6.5 Liste de contrôle pour assurer le succès de votre programme d'exportation
Les 20 étapes suivantes vous aideront à assurer le succès de votre programme d'exportation.
- Prenez un engagement à long terme en matière d'exportation.
- Élaborez un plan de marketing de vos exportations.
- Fabriquez un produit qui convient au marché qui vous intéresse.
- Apportez une grande attention à votre stratégie d'exportation, y compris le positionnement
de votre produit et son prix.
- Soyez disposés à offrir des modalités de crédit à vos clients.
- Apportez une attention toute particulière au choix de votre partenaire, représentant ou
distributeur.
- Soignez votre relation avec votre représentant ou distributeur.
- Ajoutez au plan de marketing de vos exportations du matériel publicitaire et technique dans
plusieurs langues.
- Engagez du personnel qui parle la ou les langues de votre marché-cible et qui connaît bien ce
marché.
- Accroissez la compétence de votre personnel grâce à un programme de formation continue
dans le domaine des exportations et à des cours de marketing au niveau international.
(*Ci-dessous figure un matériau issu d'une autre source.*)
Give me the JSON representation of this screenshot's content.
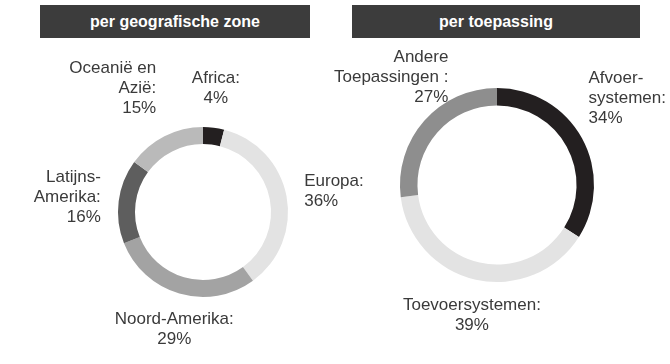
{
  "chart_data": [
    {
      "type": "doughnut",
      "title": "per geografische zone",
      "categories": [
        "Africa:",
        "Europa:",
        "Noord-Amerika:",
        "Latijns-\nAmerika:",
        "Oceanië en\nAzië:"
      ],
      "values": [
        4,
        36,
        29,
        16,
        15
      ],
      "value_labels": [
        "4%",
        "36%",
        "29%",
        "16%",
        "15%"
      ],
      "colors": [
        "#231f20",
        "#e3e3e3",
        "#a3a3a3",
        "#5e5e5e",
        "#bababa"
      ],
      "data_labels": true
    },
    {
      "type": "doughnut",
      "title": "per toepassing",
      "categories": [
        "Afvoer-\nsystemen:",
        "Toevoersystemen:",
        "Andere\nToepassingen :"
      ],
      "values": [
        34,
        39,
        27
      ],
      "value_labels": [
        "34%",
        "39%",
        "27%"
      ],
      "colors": [
        "#231f20",
        "#e3e3e3",
        "#8e8e8e"
      ],
      "data_labels": true
    }
  ]
}
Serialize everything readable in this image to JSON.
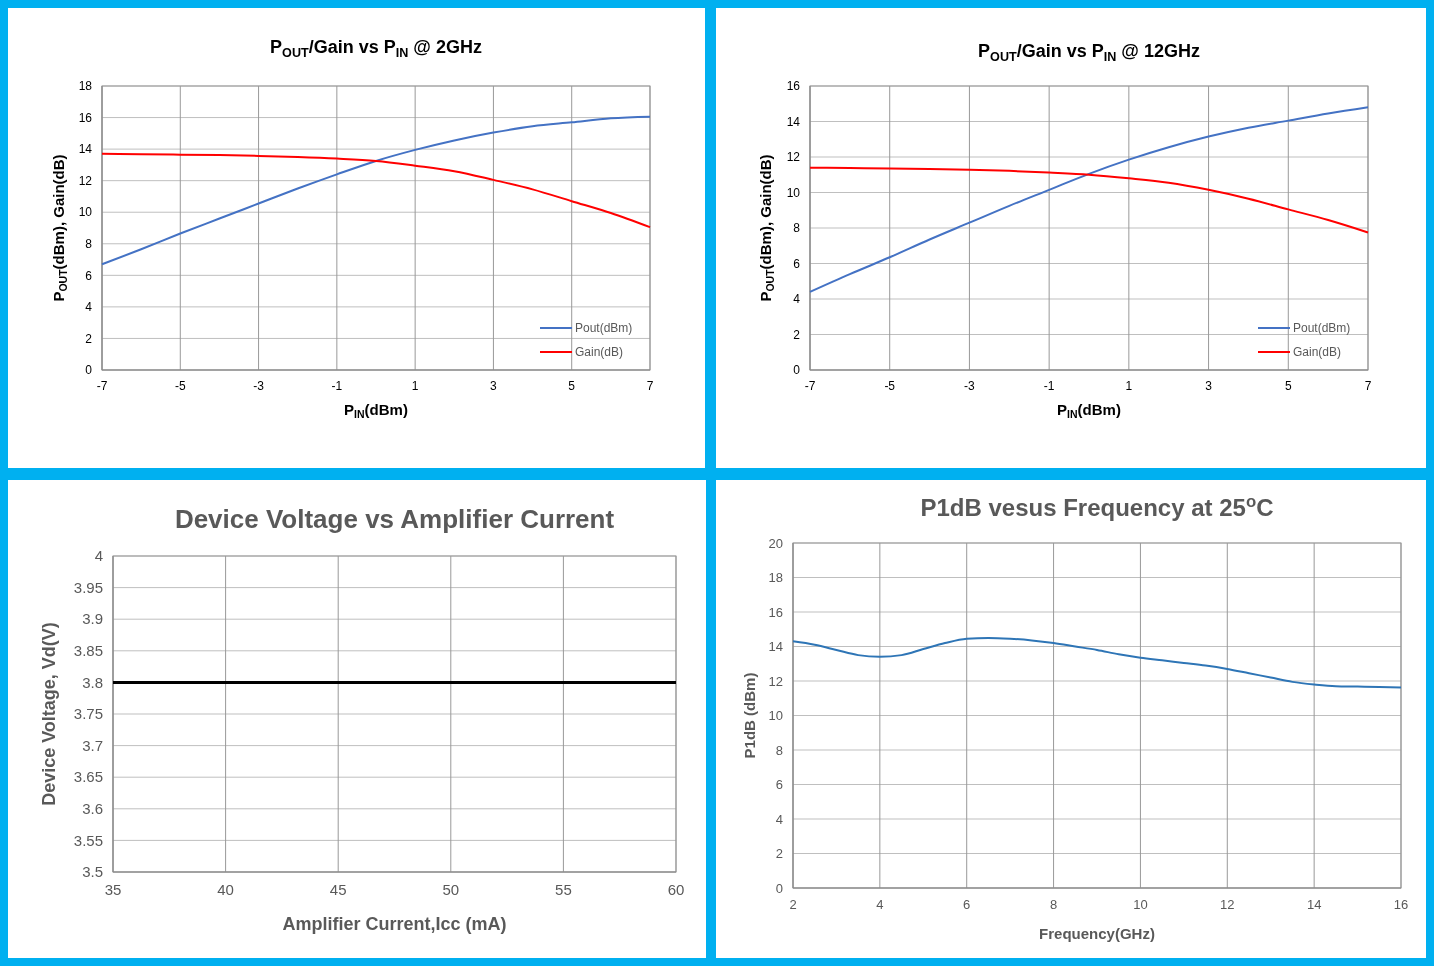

- Mettez en place un réseau solide d'appui à l'interne pour ce qui est du marketing à l'échelle
internationale.
- Allez rencontrer vos clients. Demandez à vos cadres supérieurs de se rendre de temps à
autre dans les marchés-cibles une fois que vous avez conclu une affaire.
- Participez aux foires commerciales et prononcez des communications lors de conférences
internationales.Tirez pleinement profit des foires commerciales que les gouvernements
organisent dans vos marchés-cibles.
- Renseignez-vous sur la culture et les pratiques des affaires du pays visé.
- Envisagez d'avoir recours aux maisons de commerce canadiennes ou de conclure des
ententes avec des partenaires canadiens chevronnés pour pénétrer les marchés plus lointains
qui présentent bien des défis.
- Respectez les contrats conclus avec des clients étrangers.
- Soyez conscients de tout risque éventuel et gérez les risques associés à votre programme
d'exportation.
- Soyez prêts à modifier votre stratégie pour l'adapter souvent à l'évolution des marchés.
- Prenez un engagement ferme en matière de recherche et de développe- ment continus.
- Soyez toujours prêts à suivre rapidement l'évolution technologique.